Analysis: Door slams on Japan bank rally as focus turns to bond holdings in wake of SVB
By Tom Westbrook
SINGAPORE (Reuters) - Tokyo banking stocks stood within sight of decade highs last week, testing the top of a range that has bound them since the 2008 global financial crisis -- then Silicon Valley Bank collapsed, dashing hopes of a new dawn for banking in Japan.
Losses in Silicon Valley Bank's bond portfolio have highlighted similar risks for Japanese lenders' gigantic foreign bond holdings, which are carrying over 4 trillion yen ($30 billion) in unrealised losses.
At the same time, a radical shift in the global interest rate outlook has dashed bets on policy normalisation - and more lucrative lending - any time soon in Japan.
Three days of selling has the Tokyo Stock Exchange banks index down 16% - its sharpest drop since the days after the 2011 earthquake and tsunami struck Japan. The index led falls in Asia on Tuesday while other markets steadied. [.T]
"Japanese banks share with SVB the characteristic of having substantial holdings of bonds, whose prices fall when bond yields rise, creating solvency risk," said Michael Makdad, a senior equity analyst at Morningstar in Tokyo.

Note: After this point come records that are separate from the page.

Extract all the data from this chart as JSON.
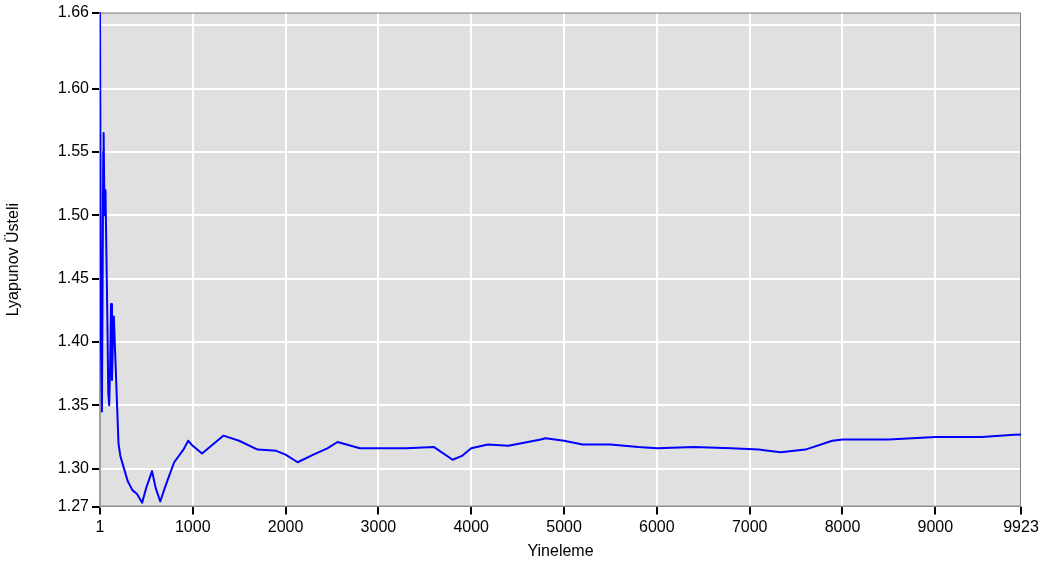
{
  "chart_data": {
    "type": "line",
    "xlabel": "Yineleme",
    "ylabel": "Lyapunov Üsteli",
    "xlim": [
      1,
      9923
    ],
    "xticks": [
      1,
      1000,
      2000,
      3000,
      4000,
      5000,
      6000,
      7000,
      8000,
      9000,
      9923
    ],
    "ylim": [
      1.27,
      1.66
    ],
    "yticks": [
      1.27,
      {
        "value": 1.3,
        "label": "1.30"
      },
      1.35,
      {
        "value": 1.4,
        "label": "1.40"
      },
      1.45,
      {
        "value": 1.5,
        "label": "1.50"
      },
      1.55,
      {
        "value": 1.6,
        "label": "1.60"
      },
      {
        "value": 1.65,
        "label": null
      },
      1.66
    ],
    "grid": true,
    "legend": false,
    "marker": "none",
    "line_style": "solid",
    "series": [
      {
        "color": "#0000ff",
        "x": [
          1,
          12,
          22,
          30,
          36,
          40,
          50,
          60,
          70,
          80,
          90,
          100,
          110,
          120,
          130,
          140,
          150,
          160,
          170,
          180,
          190,
          200,
          220,
          260,
          300,
          350,
          400,
          455,
          500,
          562,
          600,
          650,
          700,
          750,
          800,
          900,
          951,
          1000,
          1100,
          1200,
          1330,
          1500,
          1700,
          1900,
          2000,
          2130,
          2300,
          2450,
          2560,
          2800,
          3000,
          3300,
          3600,
          3800,
          3900,
          4000,
          4180,
          4400,
          4750,
          4800,
          5000,
          5200,
          5500,
          5800,
          6000,
          6400,
          6800,
          7100,
          7335,
          7600,
          7890,
          8000,
          8500,
          9000,
          9500,
          9923
        ],
        "values": [
          1.66,
          1.394,
          1.345,
          1.46,
          1.55,
          1.565,
          1.5,
          1.52,
          1.47,
          1.42,
          1.36,
          1.35,
          1.38,
          1.43,
          1.37,
          1.4,
          1.42,
          1.4,
          1.38,
          1.36,
          1.34,
          1.32,
          1.31,
          1.3,
          1.29,
          1.283,
          1.28,
          1.273,
          1.285,
          1.298,
          1.285,
          1.274,
          1.285,
          1.295,
          1.305,
          1.315,
          1.322,
          1.318,
          1.312,
          1.318,
          1.326,
          1.322,
          1.315,
          1.314,
          1.311,
          1.305,
          1.311,
          1.316,
          1.321,
          1.316,
          1.316,
          1.316,
          1.317,
          1.307,
          1.31,
          1.316,
          1.319,
          1.318,
          1.323,
          1.324,
          1.322,
          1.319,
          1.319,
          1.317,
          1.316,
          1.317,
          1.316,
          1.315,
          1.313,
          1.315,
          1.322,
          1.323,
          1.323,
          1.325,
          1.325,
          1.327
        ]
      }
    ]
  }
}
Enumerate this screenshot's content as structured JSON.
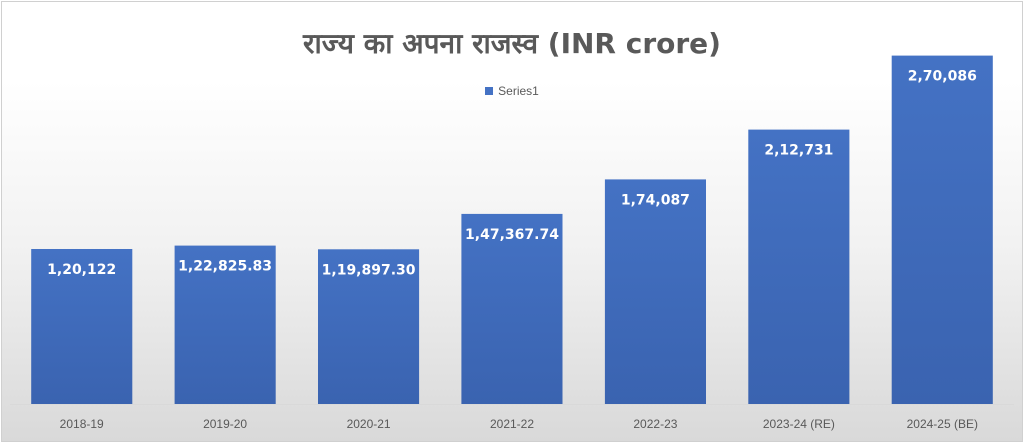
{
  "chart_data": {
    "type": "bar",
    "title": "राज्य का अपना राजस्व  (INR crore)",
    "categories": [
      "2018-19",
      "2019-20",
      "2020-21",
      "2021-22",
      "2022-23",
      "2023-24 (RE)",
      "2024-25 (BE)"
    ],
    "series": [
      {
        "name": "Series1",
        "values": [
          120122,
          122825.83,
          119897.3,
          147367.74,
          174087,
          212731,
          270086
        ],
        "labels": [
          "1,20,122",
          "1,22,825.83",
          "1,19,897.30",
          "1,47,367.74",
          "1,74,087",
          "2,12,731",
          "2,70,086"
        ]
      }
    ],
    "ylim": [
      0,
      300000
    ],
    "grid": false,
    "legend_position": "top",
    "bar_color": "#4472c4"
  }
}
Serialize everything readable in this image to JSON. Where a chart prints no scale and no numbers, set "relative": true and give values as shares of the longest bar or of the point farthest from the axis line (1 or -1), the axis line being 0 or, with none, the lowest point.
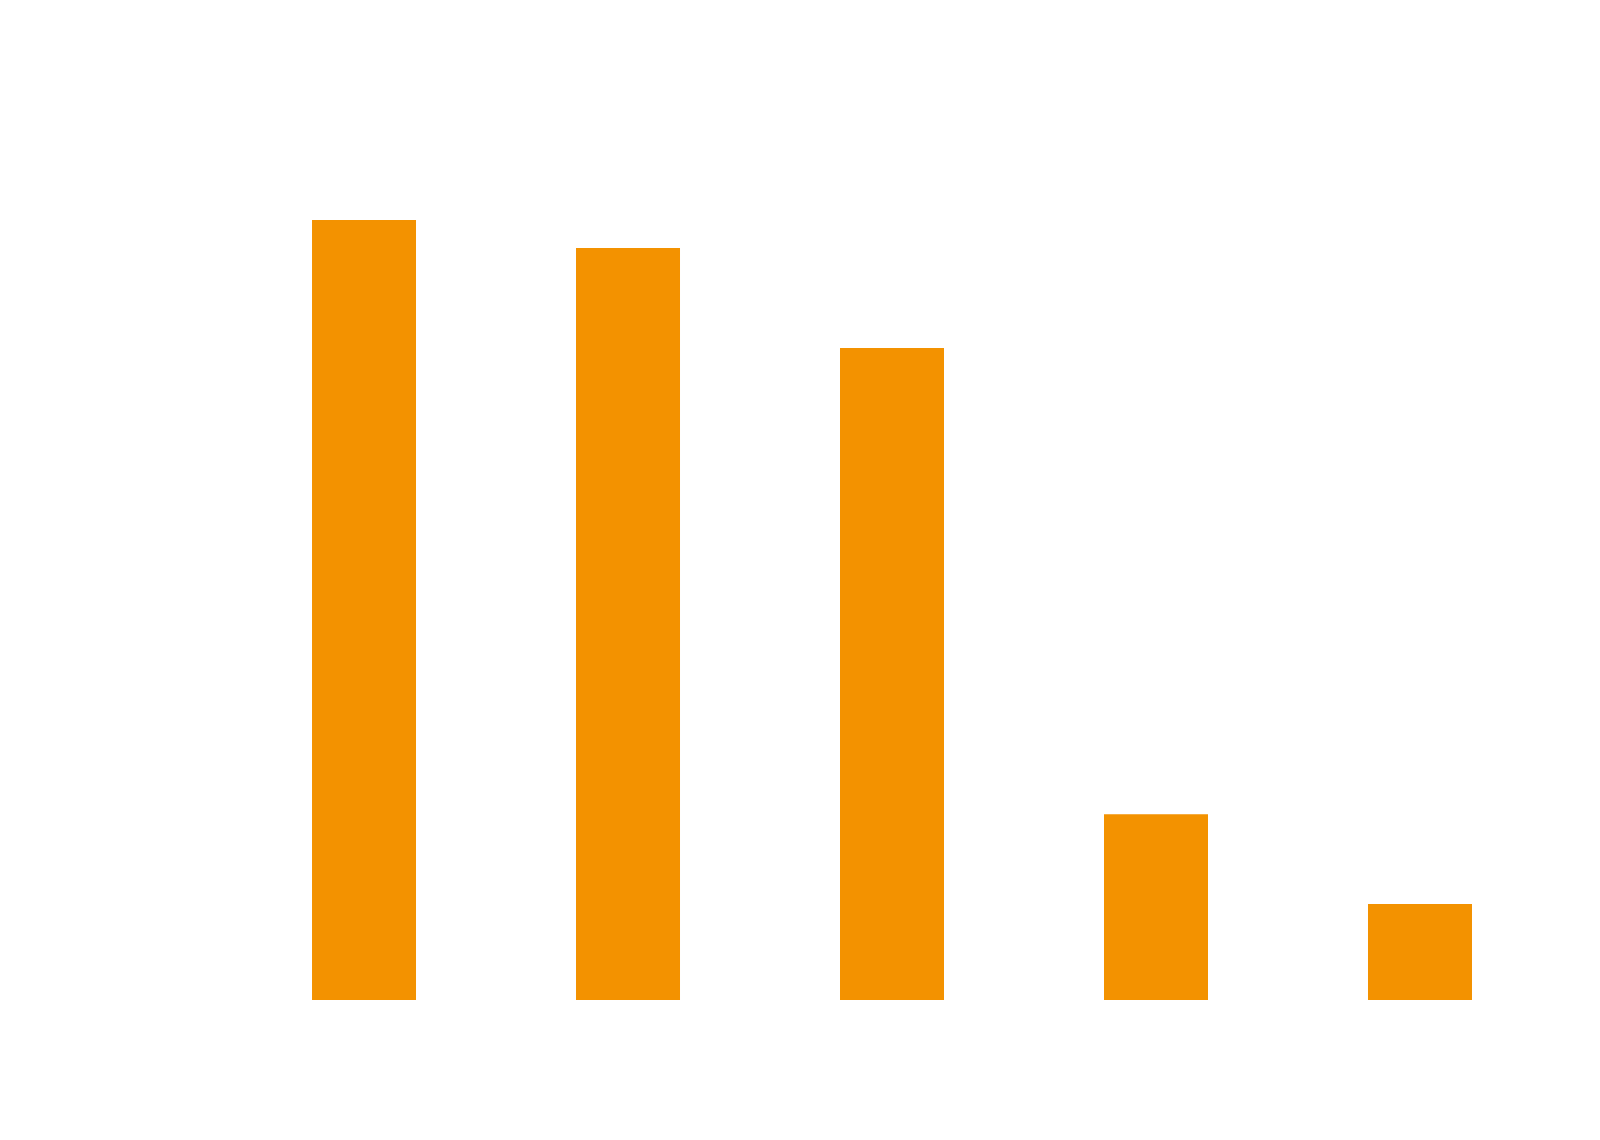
{
  "chart_data": {
    "type": "bar",
    "relative": true,
    "categories": [
      null,
      null,
      null,
      null,
      null
    ],
    "values": [
      1,
      0.964,
      0.836,
      0.238,
      0.123
    ],
    "color": "#f39200"
  }
}
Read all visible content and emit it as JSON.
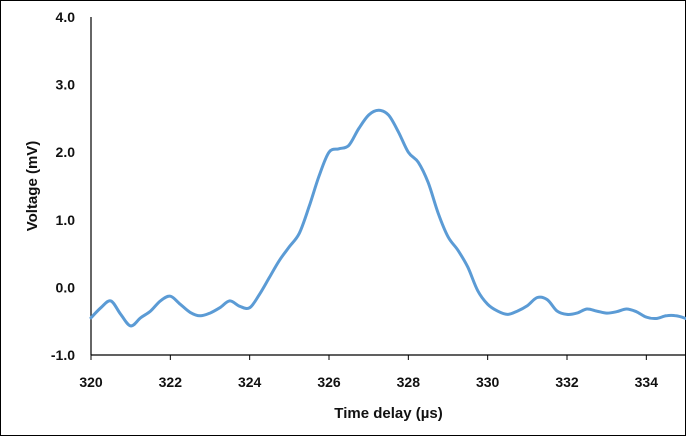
{
  "chart_data": {
    "type": "line",
    "title": "",
    "xlabel": "Time delay (µs)",
    "ylabel": "Voltage (mV)",
    "xlim": [
      320,
      335
    ],
    "ylim": [
      -1.0,
      4.0
    ],
    "grid": false,
    "x_ticks": [
      "320",
      "322",
      "324",
      "326",
      "328",
      "330",
      "332",
      "334"
    ],
    "y_ticks": [
      "-1.0",
      "0.0",
      "1.0",
      "2.0",
      "3.0",
      "4.0"
    ],
    "series": [
      {
        "color": "#5b9bd5",
        "x": [
          320.0,
          320.25,
          320.5,
          320.75,
          321.0,
          321.25,
          321.5,
          321.75,
          322.0,
          322.25,
          322.5,
          322.75,
          323.0,
          323.25,
          323.5,
          323.75,
          324.0,
          324.25,
          324.5,
          324.75,
          325.0,
          325.25,
          325.5,
          325.75,
          326.0,
          326.25,
          326.5,
          326.75,
          327.0,
          327.25,
          327.5,
          327.75,
          328.0,
          328.25,
          328.5,
          328.75,
          329.0,
          329.25,
          329.5,
          329.75,
          330.0,
          330.25,
          330.5,
          330.75,
          331.0,
          331.25,
          331.5,
          331.75,
          332.0,
          332.25,
          332.5,
          332.75,
          333.0,
          333.25,
          333.5,
          333.75,
          334.0,
          334.25,
          334.5,
          334.75,
          335.0
        ],
        "y": [
          -0.45,
          -0.3,
          -0.2,
          -0.4,
          -0.57,
          -0.45,
          -0.35,
          -0.2,
          -0.13,
          -0.25,
          -0.37,
          -0.42,
          -0.38,
          -0.3,
          -0.2,
          -0.28,
          -0.3,
          -0.1,
          0.15,
          0.4,
          0.6,
          0.8,
          1.2,
          1.65,
          2.0,
          2.05,
          2.1,
          2.35,
          2.55,
          2.62,
          2.55,
          2.3,
          2.0,
          1.85,
          1.55,
          1.1,
          0.75,
          0.55,
          0.3,
          -0.05,
          -0.25,
          -0.35,
          -0.4,
          -0.35,
          -0.27,
          -0.15,
          -0.18,
          -0.35,
          -0.4,
          -0.38,
          -0.32,
          -0.35,
          -0.38,
          -0.36,
          -0.32,
          -0.36,
          -0.44,
          -0.46,
          -0.42,
          -0.42,
          -0.46
        ]
      }
    ]
  }
}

Most, he said, have hedged their exposure and stand prepared to manage losses. Japan's banks have also said as much.
But sharp falls in the shares of Japan Post Bank, which Makdad calculated as the most exposed, and some slight wobbles in bond prices for the unlisted Norinchukin - also with heavy exposure - illustrate concern and Japan's vulnerability.
Japan's bondholdings are also huge. Japanese investors are the largest foreign owners of U.S. Treasuries, with financial firms chief among big holders since low domestic loan rates and low yields drive them to find better, but safe, returns elsewhere.
"The difference comes from the loan-to-deposit ratio," said Norihiro Yamaguchi, senior economist at Oxford Economics.
"In Japan, it's quite low compared to other banks in the Asian region, so it means that they rely heavily on bond investments," he said. "With the chronic low interest rate environment in Japan, they actively invest in U.S. Treasuries."
GRAPHIC: Bonds are a huge part of Japanese banks' assets (https://www.reuters.com/graphics/GLOBAL-BANKS/SVB-JAPAN/jnpwyaqoxpw/chart.png)
BONDS GETTING HIT
Most of the time, bond losses aren't a problem for banks, which typically hold their investments to maturity.
But after the worst year in global bond markets for decades, the losses are very big -- foreign bond losses totalled about 3 trillion at the end of December at Japan's top three banks, and analysts at SMBC Nikko calculated another 1.4 trillion yen in unrealised foreign bond losses for regional banks.
Most analysts agree these risks are in hand. An annual Bank of Japan report published on Tuesday said Japanese financial institutions have sufficient capital buffers.
But it also said portfolio losses have swelled at regional banks, and that is where selling pressure has been heaviest as investors fret that smaller lenders will find it harder to navigate market volatility.
Share prices for such lenders had rallied hardest through the autumn as speculation mounted that a shift out of ultra-easy policy settings in Japan was in the offing and the prospect of higher interest rates and better margins lay ahead.
Japan's top regional bank, Resona Holdings, was the biggest loser on the Nikkei on Tuesday, dropping 9.2%, and is now falling harder than peers with a 21% loss in three days.
Japan's biggest financial firm, Mitsubishi UFJ Financial Group fell 8.6% on Tuesday and has lost more than 2 trillion yen in market value with a 17% drop in three sessions.
"I think it's about bonds getting hit," said Joshua Crabb, head of Asia-Pacific equities at Robeco. "And maybe some concerns Japanese banks have exposures, and some profit taking," he said. The banking index rose 40% from September to February.